Ihre Loyalität ist ein Faktor. "Es ist wichtig für die ganzen Jungen zu sehen, was es heißt, wenn wir gewinnen. Dann geben sie mehr Gas", sagte Gebhart. "Mein Verein, für alle Zeit", stand auf der riesigen Choreo. Genau so können die Löwen-Anhänger zu einer einmaligen Bereicherung für die Regionalliga werden. Die Polizei Memmingen lobte, dass es keinerlei schwere Zwischenfälle gegeben habe. Dabei war das Aufgebot der Bereitschaftspolizei riesig, samt Reiterstaffel aus München. Die Bilder vom Relegations-Rückspiel gegen Jahn Regensburg wirkten nach.

Doch diesmal lobte auch BFV-Präsident Rainer Koch. "Ich versuche, die Ultras ernst zu nehmen, sie zu verstehen und zu respektieren.

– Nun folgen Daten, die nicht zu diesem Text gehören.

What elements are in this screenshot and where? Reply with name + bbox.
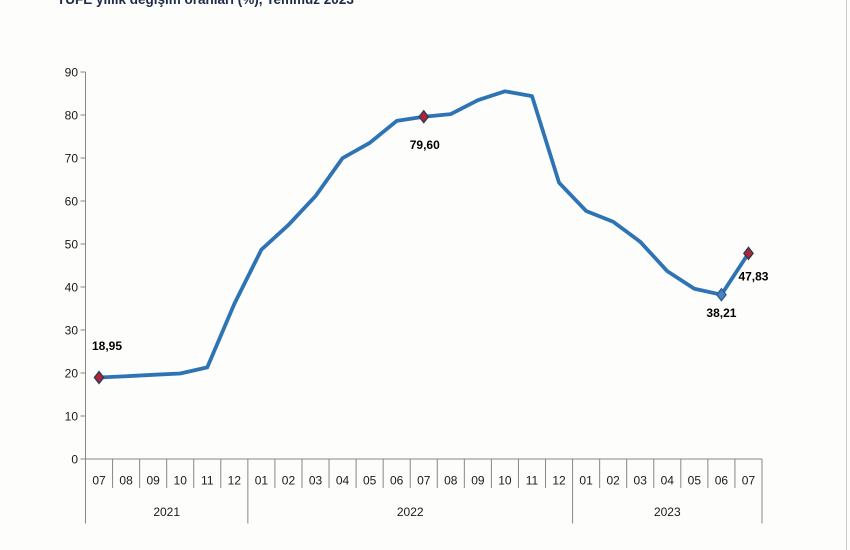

Alle wollen dasselbe: Fußballfeste feiern", sagte er im Gespräch mit der AZ. "Ich nehme mit Freude zur Kenntnis, dass der Respekt, den der FC Memmingen den Fans von Sechzig entgegengebracht hat, erwidert wurde. Die Löwen-Fans haben ihre Bereitschaft gezeigt, diese Liga anzunehmen." Ob es beim Heimspiel-Auftakt am gegen Wacker Burghausen auch so friedlich bleibt?

Der Verein

Markus Fauser hat für Ruhe gesorgt. Das sieht auch Bierofka so. "Der Herr Fauser hat einen überragenden Job gemacht. Das ist der beste Geschäftsführer seit Jahren, im Umgang, wie er das alles handhabt, ist überragend", erklärte der Löwen-Coach. "Deswegen würde ich mir wünschen, dass er länger dableibt. Leider wird es wohl nicht so kommen." Denn: Der Jurist ist von seiner Stuttgarter Kanzlei nur temporär engagiert. Sein Sanierungsjob ist aber noch nicht zu Ende. Das dürfte nicht nur seinen Trainer Freude.